Delineating Zinc Influx Mechanisms during Platelet Activation

Zinc (Zn(2+)) is released by platelets during a hemostatic response to injury. Extracellular zinc ([Zn(2+)](o)) initiates platelet activation following influx into the platelet cytosol. However, the mechanisms that permit Zn(2+) influx are unknown. Fluctuations in intracellular zinc ([Zn(2+)](i)) were measured in fluozin-3-loaded platelets using fluorometry and flow cytometry. Platelet activation was assessed using light transmission aggregometry. The detection of phosphoproteins was performed by Western blotting. [Zn(2+)](o) influx and subsequent platelet activation were abrogated by blocking the sodium/calcium exchanged, TRP channels, and ZIP7. Cation store depletion regulated Zn(2+) influx. [Zn(2+)](o) stimulation resulted in the phosphorylation of PKC substates, MLC, and β3 integrin. Platelet activation via GPVI or Zn(2+) resulted in ZIP7 phosphorylation in a casein kinase 2-dependent manner and initiated elevations of [Zn(2+)](i) that were sensitive to the inhibition of Orai1, ZIP7, or IP(3)R-mediated pathways.

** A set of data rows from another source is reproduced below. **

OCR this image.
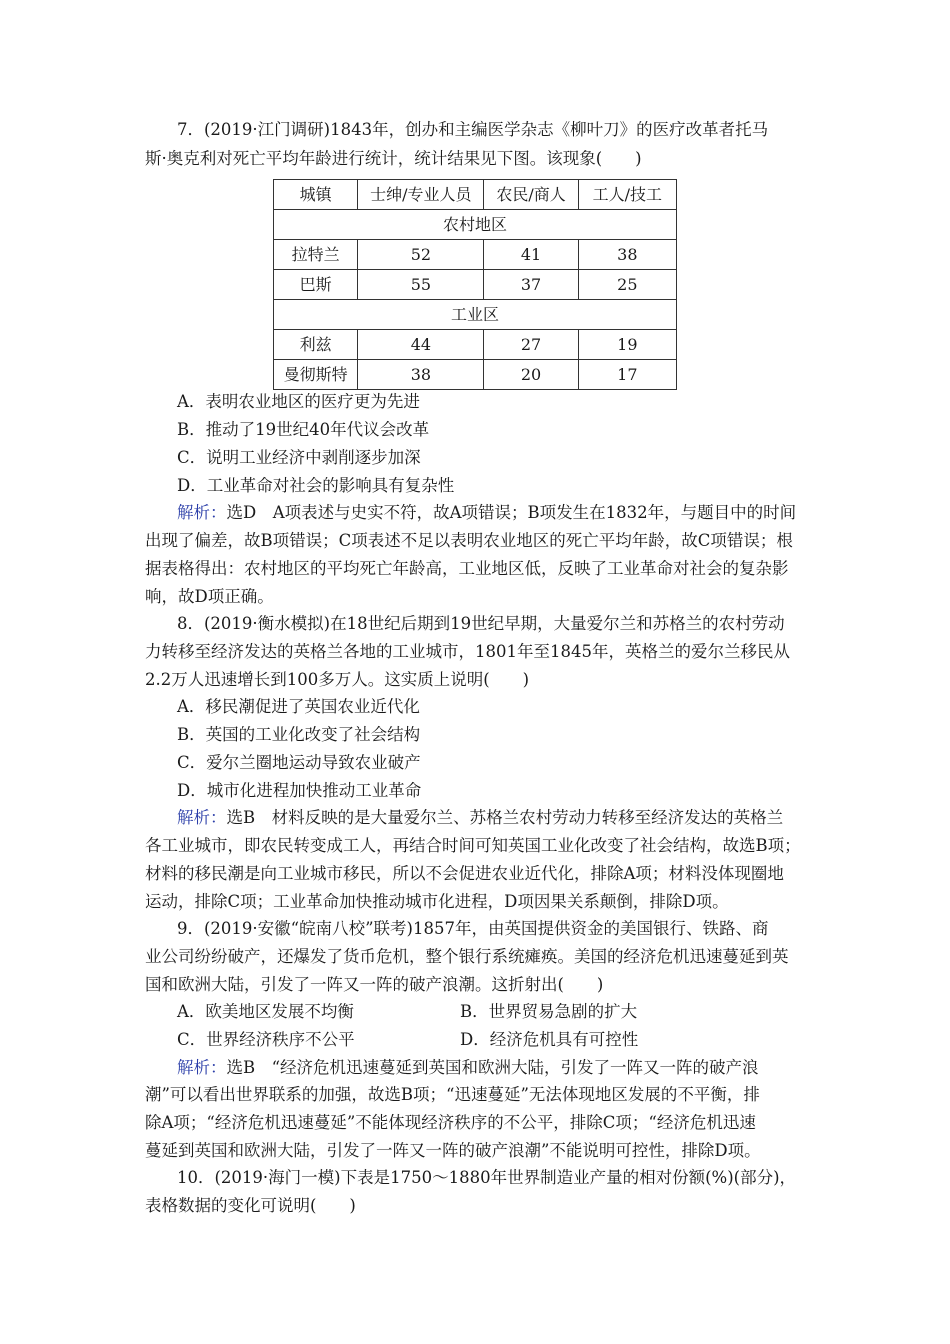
7．(2019·江门调研)1843年，创办和主编医学杂志《柳叶刀》的医疗改革者托马
斯·奥克利对死亡平均年龄进行统计，统计结果见下图。该现象(　　)
城镇	士绅/专业人员	农民/商人	工人/技工
农村地区			
拉特兰	52	41	38
巴斯	55	37	25
工业区			
利兹	44	27	19
曼彻斯特	38	20	17
A．表明农业地区的医疗更为先进
B．推动了19世纪40年代议会改革
C．说明工业经济中剥削逐步加深
D．工业革命对社会的影响具有复杂性
解析：选D　A项表述与史实不符，故A项错误；B项发生在1832年，与题目中的时间
出现了偏差，故B项错误；C项表述不足以表明农业地区的死亡平均年龄，故C项错误；根
据表格得出：农村地区的平均死亡年龄高，工业地区低，反映了工业革命对社会的复杂影
响，故D项正确。
8．(2019·衡水模拟)在18世纪后期到19世纪早期，大量爱尔兰和苏格兰的农村劳动
力转移至经济发达的英格兰各地的工业城市，1801年至1845年，英格兰的爱尔兰移民从
2.2万人迅速增长到100多万人。这实质上说明(　　)
A．移民潮促进了英国农业近代化
B．英国的工业化改变了社会结构
C．爱尔兰圈地运动导致农业破产
D．城市化进程加快推动工业革命
解析：选B　材料反映的是大量爱尔兰、苏格兰农村劳动力转移至经济发达的英格兰
各工业城市，即农民转变成工人，再结合时间可知英国工业化改变了社会结构，故选B项；
材料的移民潮是向工业城市移民，所以不会促进农业近代化，排除A项；材料没体现圈地
运动，排除C项；工业革命加快推动城市化进程，D项因果关系颠倒，排除D项。
9．(2019·安徽“皖南八校”联考)1857年，由英国提供资金的美国银行、铁路、商
业公司纷纷破产，还爆发了货币危机，整个银行系统瘫痪。美国的经济危机迅速蔓延到英
国和欧洲大陆，引发了一阵又一阵的破产浪潮。这折射出(　　)
A．欧美地区发展不均衡	B．世界贸易急剧的扩大
C．世界经济秩序不公平	D．经济危机具有可控性
解析：选B　“经济危机迅速蔓延到英国和欧洲大陆，引发了一阵又一阵的破产浪
潮”可以看出世界联系的加强，故选B项；“迅速蔓延”无法体现地区发展的不平衡，排
除A项；“经济危机迅速蔓延”不能体现经济秩序的不公平，排除C项；“经济危机迅速
蔓延到英国和欧洲大陆，引发了一阵又一阵的破产浪潮”不能说明可控性，排除D项。
10．(2019·海门一模)下表是1750～1880年世界制造业产量的相对份额(%)(部分)，
表格数据的变化可说明(　　)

These data indicate that platelets detect and respond to changes in [Zn(2+)](o) via influx into the cytosol through TRP channels and the NCX exchanger. Platelet activation results in the externalization of ZIP7, which further regulates Zn(2+) influx. Increases in [Zn(2+)](i) contribute to the activation of cation-dependent enzymes. Sensitivity of Zn(2+) influx to thapsigargin indicates a store-operated pathway that we term store-operated Zn(2+) entry (SOZE). These mechanisms may affect platelet behavior during thrombosis and hemostasis.